By Carlos A. Quiroga

Bolivia took another step on Friday to join Mercosur group as a full member, while still belonging to the Andean Community. Indeed, it repeated the step taken three years ago, that failed to receive approval from all the members.

If the new process is successful, and nobody doubts it will be, Bolivia will become the only country that fully participates in the two main groups of South American integration.

In Mercosur, Bolivia will rub shoulders with the biggest economy in the region, Brazil, and another important partner, Argentina. Both countries are by far Bolivias most important trade partners, mainly for purchases of natural gas.

Bolivia will also have new partners like Uruguay and Paraguay, potential buyers of gas and electricity, that the government of La Paz offers to international buyers.

The other partner will be Venezuela, a country that resigned from the Andean Community before becoming a Mercosur member, searching for both business opportunities and “anti-imperialist” political affinity.

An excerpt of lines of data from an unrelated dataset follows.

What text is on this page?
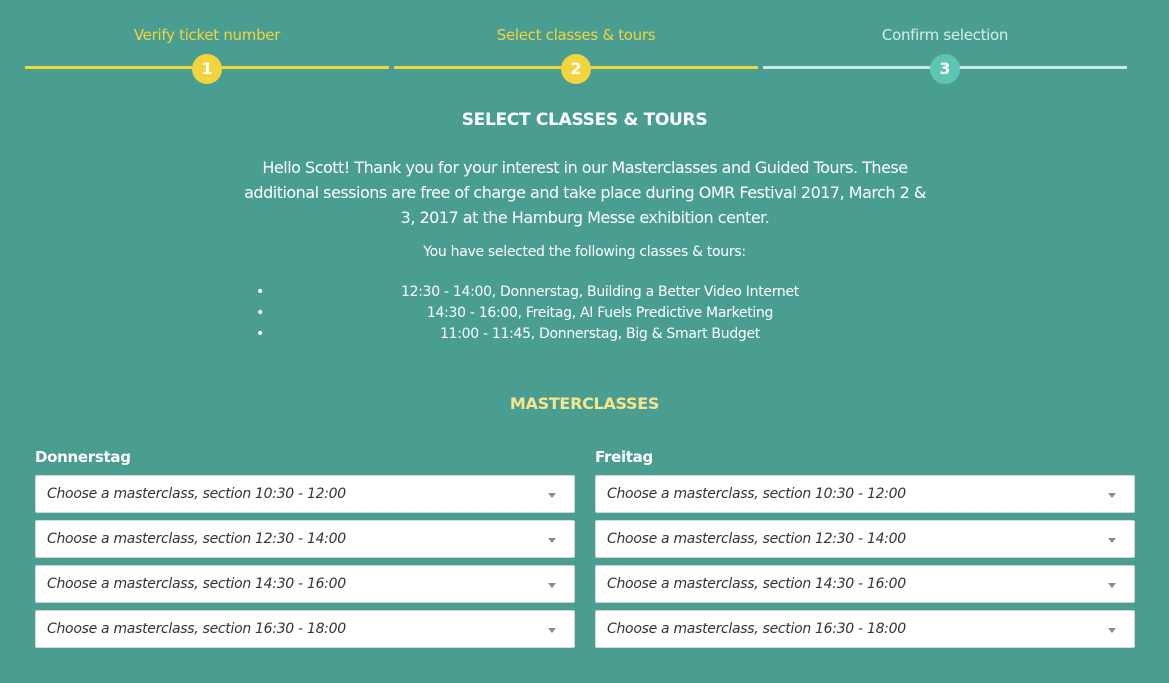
Verify ticket number
1
Select classes & tours
2
Confirm selection
3
SELECT CLASSES & TOURS

Hello Scott! Thank you for your interest in our Masterclasses and Guided Tours. These additional sessions are free of charge and take place during OMR Festival 2017, March 2 & 3, 2017 at the Hamburg Messe exhibition center.

You have selected the following classes & tours:
•	12:30 - 14:00, Donnerstag, Building a Better Video Internet
•	14:30 - 16:00, Freitag, AI Fuels Predictive Marketing
•	11:00 - 11:45, Donnerstag, Big & Smart Budget
MASTERCLASSES
Donnerstag
Choose a masterclass, section 10:30 - 12:00
Choose a masterclass, section 12:30 - 14:00
Choose a masterclass, section 14:30 - 16:00
Choose a masterclass, section 16:30 - 18:00
Freitag
Choose a masterclass, section 10:30 - 12:00
Choose a masterclass, section 12:30 - 14:00
Choose a masterclass, section 14:30 - 16:00
Choose a masterclass, section 16:30 - 18:00
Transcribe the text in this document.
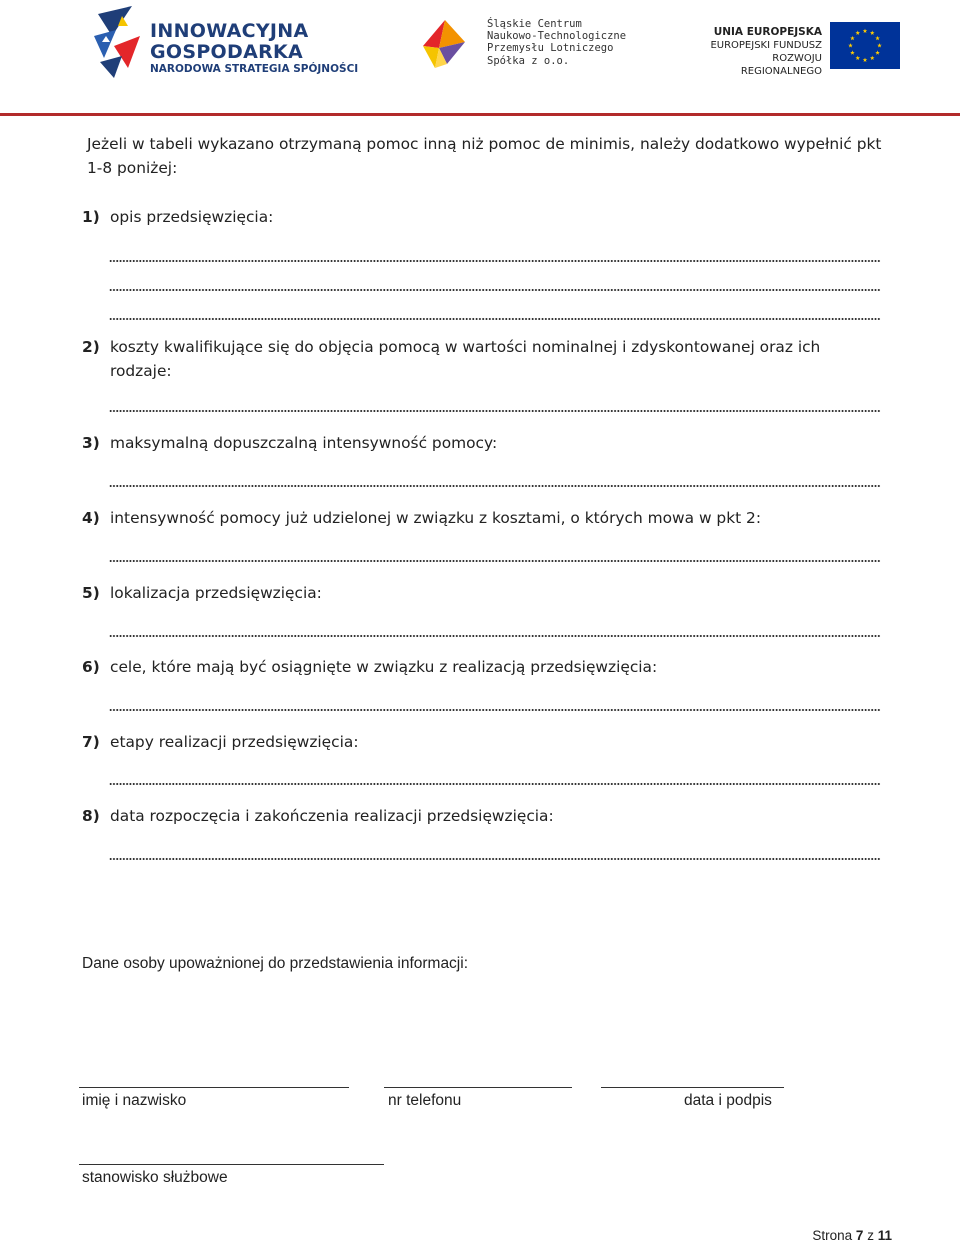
INNOWACYJNA
GOSPODARKA
NARODOWA STRATEGIA SPÓJNOŚCI
Śląskie Centrum
Naukowo-Technologiczne
Przemysłu Lotniczego
Spółka z o.o.
UNIA EUROPEJSKA
EUROPEJSKI FUNDUSZ
ROZWOJU REGIONALNEGO
Jeżeli w tabeli wykazano otrzymaną pomoc inną niż pomoc de minimis, należy dodatkowo wypełnić pkt 1-8 poniżej:
1) opis przedsięwzięcia:
2) koszty kwalifikujące się do objęcia pomocą w wartości nominalnej i zdyskontowanej oraz ich
rodzaje:
3) maksymalną dopuszczalną intensywność pomocy:
4) intensywność pomocy już udzielonej w związku z kosztami, o których mowa w pkt 2:
5) lokalizacja przedsięwzięcia:
6) cele, które mają być osiągnięte w związku z realizacją przedsięwzięcia:
7) etapy realizacji przedsięwzięcia:
8) data rozpoczęcia i zakończenia realizacji przedsięwzięcia:
Dane osoby upoważnionej do przedstawienia informacji:
imię i nazwisko	nr telefonu	data i podpis
stanowisko służbowe
Strona 7 z 11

At the same time, Bolivia will maintain its alliance with Colombia, Ecuador and Peru, in the Andean group.

For Bolivia, it seems the time has come to establish itself as the axis of continental integration.

But many Bolivians doubt whether the country will actually benefit from such a privileged position, and whether it will be able to face challenges.

The example set by the Andean Community, after 46 years of existence, is not very encouraging: much rhetoric and too many conventions, agreements, declarations, etc, but few business results, as evidenced by the fact that the two main Bolivian partners are outside the Andean group.

For now, Bolivia and its indigenous President Evo Morales have to wait for Paraguay and Brazil to finally ratify the agreement that will put the Andean country in Mercosur. Argentina, Uruguay and Venezuela have already given their approval.